QUIT spending thousands of dollars furthering your education!
QUIT working endless hours and missing out on important family events!
STOP striving to climb the corporate ladder!
You are wasting your precious time and money to be hoisted to the same level as MY PIZZA BOY!!
EAT THAT DONALD TRUMP!!!
Side Note: Please do not think for one minute that I am making fun of Daddy Dearest.
Honestly, it would probably shock you to know that he makes more money delivering pizzas than I make educating your spoiled brats!
(okay, so they probably aren't yours, and not all of them are spoiled, and most of them really aren't brats!
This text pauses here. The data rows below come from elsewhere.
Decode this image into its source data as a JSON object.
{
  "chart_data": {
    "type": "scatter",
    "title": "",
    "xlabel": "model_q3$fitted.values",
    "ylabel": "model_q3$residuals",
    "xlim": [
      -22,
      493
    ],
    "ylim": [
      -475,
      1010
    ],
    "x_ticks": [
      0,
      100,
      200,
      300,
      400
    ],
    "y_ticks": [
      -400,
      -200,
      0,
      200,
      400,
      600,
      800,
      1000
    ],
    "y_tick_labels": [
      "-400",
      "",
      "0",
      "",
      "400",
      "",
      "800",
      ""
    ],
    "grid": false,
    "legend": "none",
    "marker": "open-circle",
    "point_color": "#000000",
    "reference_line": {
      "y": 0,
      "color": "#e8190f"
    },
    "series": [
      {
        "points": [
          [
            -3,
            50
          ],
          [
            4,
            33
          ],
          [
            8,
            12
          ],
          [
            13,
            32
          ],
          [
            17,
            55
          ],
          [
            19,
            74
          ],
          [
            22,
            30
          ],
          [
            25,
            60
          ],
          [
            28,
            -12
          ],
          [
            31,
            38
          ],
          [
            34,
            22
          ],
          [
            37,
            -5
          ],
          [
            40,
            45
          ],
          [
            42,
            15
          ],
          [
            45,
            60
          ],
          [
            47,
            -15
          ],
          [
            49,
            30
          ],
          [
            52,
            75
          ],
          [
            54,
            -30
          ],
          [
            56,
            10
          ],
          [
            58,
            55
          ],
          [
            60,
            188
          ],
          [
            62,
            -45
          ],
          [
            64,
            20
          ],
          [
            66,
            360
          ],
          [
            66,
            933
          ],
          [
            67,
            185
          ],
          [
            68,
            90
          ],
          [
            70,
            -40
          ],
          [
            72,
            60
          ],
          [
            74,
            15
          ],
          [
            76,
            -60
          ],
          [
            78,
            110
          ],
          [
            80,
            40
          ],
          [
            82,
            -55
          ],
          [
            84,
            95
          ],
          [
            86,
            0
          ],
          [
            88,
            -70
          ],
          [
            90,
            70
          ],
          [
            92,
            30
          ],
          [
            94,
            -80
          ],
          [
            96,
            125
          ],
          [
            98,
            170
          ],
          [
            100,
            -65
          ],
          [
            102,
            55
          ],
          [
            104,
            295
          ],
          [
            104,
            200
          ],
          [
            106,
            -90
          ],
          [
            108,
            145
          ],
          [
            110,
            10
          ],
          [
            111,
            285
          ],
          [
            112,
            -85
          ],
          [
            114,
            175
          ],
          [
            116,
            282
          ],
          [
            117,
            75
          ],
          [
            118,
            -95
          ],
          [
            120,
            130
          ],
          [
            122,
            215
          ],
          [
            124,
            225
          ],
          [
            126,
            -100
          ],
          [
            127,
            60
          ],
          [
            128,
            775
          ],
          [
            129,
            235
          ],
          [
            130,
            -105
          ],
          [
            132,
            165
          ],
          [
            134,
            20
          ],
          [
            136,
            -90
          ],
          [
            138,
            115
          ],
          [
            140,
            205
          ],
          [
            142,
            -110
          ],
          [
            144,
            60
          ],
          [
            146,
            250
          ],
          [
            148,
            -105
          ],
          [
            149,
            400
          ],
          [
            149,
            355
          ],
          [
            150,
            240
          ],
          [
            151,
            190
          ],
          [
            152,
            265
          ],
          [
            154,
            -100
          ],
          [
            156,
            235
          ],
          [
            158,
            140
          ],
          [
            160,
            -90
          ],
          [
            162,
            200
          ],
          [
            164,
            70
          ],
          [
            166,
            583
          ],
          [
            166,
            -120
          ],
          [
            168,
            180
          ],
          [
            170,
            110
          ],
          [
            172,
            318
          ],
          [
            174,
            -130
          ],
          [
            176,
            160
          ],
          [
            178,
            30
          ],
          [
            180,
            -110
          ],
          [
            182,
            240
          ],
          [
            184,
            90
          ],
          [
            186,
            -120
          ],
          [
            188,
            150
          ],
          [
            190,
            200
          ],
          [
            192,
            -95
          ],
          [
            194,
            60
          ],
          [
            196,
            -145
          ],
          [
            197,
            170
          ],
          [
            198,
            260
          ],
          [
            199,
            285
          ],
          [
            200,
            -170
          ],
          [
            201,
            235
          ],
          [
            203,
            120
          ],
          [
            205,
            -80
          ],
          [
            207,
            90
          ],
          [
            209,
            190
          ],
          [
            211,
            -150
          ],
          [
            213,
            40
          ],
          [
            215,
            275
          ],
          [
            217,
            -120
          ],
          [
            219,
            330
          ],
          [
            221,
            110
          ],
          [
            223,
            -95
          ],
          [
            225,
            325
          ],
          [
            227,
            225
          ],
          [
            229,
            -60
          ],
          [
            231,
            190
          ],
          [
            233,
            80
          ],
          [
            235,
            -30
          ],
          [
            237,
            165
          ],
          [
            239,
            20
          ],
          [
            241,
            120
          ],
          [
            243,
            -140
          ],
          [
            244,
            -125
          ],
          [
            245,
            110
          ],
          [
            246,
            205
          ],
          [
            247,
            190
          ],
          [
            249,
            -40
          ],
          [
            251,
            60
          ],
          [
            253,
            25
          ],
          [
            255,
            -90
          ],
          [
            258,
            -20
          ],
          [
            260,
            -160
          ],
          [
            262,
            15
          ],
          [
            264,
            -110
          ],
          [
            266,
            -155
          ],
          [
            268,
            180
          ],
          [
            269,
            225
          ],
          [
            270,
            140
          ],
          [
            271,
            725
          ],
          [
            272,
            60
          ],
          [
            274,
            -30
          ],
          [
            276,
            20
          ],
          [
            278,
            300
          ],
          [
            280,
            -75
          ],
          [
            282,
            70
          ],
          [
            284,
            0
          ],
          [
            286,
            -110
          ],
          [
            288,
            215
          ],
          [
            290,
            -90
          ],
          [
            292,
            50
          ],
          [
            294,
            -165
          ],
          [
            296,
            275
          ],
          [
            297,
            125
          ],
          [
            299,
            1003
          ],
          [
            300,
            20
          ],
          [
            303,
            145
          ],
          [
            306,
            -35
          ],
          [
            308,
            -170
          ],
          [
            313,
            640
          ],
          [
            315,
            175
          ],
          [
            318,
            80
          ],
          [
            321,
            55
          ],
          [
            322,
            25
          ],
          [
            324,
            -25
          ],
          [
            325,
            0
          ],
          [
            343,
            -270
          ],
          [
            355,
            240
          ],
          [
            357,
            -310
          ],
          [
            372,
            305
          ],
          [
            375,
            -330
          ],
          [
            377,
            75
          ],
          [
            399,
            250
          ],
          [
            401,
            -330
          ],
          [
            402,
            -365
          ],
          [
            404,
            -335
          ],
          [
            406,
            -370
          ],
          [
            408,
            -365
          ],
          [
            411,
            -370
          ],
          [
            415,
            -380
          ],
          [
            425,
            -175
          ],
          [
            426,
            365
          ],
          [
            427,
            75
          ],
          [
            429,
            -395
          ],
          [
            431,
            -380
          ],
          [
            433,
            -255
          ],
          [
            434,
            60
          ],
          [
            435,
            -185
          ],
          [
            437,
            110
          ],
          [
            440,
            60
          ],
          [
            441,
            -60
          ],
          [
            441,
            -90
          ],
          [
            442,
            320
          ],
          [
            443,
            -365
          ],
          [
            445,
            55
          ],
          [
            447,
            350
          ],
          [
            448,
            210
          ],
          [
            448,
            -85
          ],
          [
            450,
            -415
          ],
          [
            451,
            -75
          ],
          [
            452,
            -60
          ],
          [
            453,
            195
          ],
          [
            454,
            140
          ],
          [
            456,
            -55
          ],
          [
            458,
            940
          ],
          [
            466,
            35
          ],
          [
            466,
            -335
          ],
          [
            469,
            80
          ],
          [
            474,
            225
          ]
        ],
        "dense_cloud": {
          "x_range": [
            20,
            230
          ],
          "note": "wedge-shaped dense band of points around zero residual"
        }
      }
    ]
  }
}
But how frustrating to know that they could go out and get a job like Daddy's, make more money than me AND get listed in this "prestigious" publication!)
I'm writing my college and telling them I want a REFUND!!

4 comments:

It's me, T.J. said...

Funny post!

I just thought that I would let you know that you may have a visitor stop by and threaten you with a lawsuit concerning your post here.
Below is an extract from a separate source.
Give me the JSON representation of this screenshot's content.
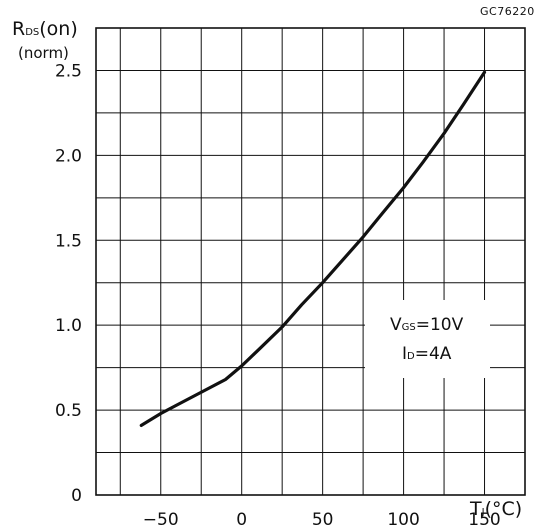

One of my blogging friends wrote a similar post and she sent him a threatening e-mail, called his work and spoke to his boss, and e-mailed his wife as well.

The person you may hear from is Cyndi Jeffers aka Cyndi Jeffus.

She works for Metropolitan Who's Who and doesn't like it when people blog about the letters they get from them.

His original post is here.

Have a great day!

Ramblings from an Old Woman that lived in a shoe. said...

OMG, first I followed the link that tj posted. Laughed like crazy. Then I called Billy, remember my friend from the CIA, and he laughed. He called Julie with the FBI (remember his Aunt) and she really cracked up over this Cyndi person. So, thanks for the blog, made us all laugh..

Randomness said...

Holy crap, this is great. Wow, I haven't heard from Billy for a while. How is he anyway? Boy will he shit after he hears from this lady. And if a pizza driver can get one I think a deli assistant manager can get one too...I will be checking my mail daily.

Ellie's Mommie said...

T.J. - Thanks for the heads up... It gave me something else to write about. I dare them to mess with the pregnant hormonal chick! Might make me lost my whole sense of humor (then I'd need compensation for emotional distress & therapy expenses).

Old Lady - Glad you got a good laugh out of it. Lay off the Mike's Lemonade, looks like I might need a good lawyer.

Randomness - Of course I think you deserve this award. I should send you a copy of the application so you too could be "prestigious".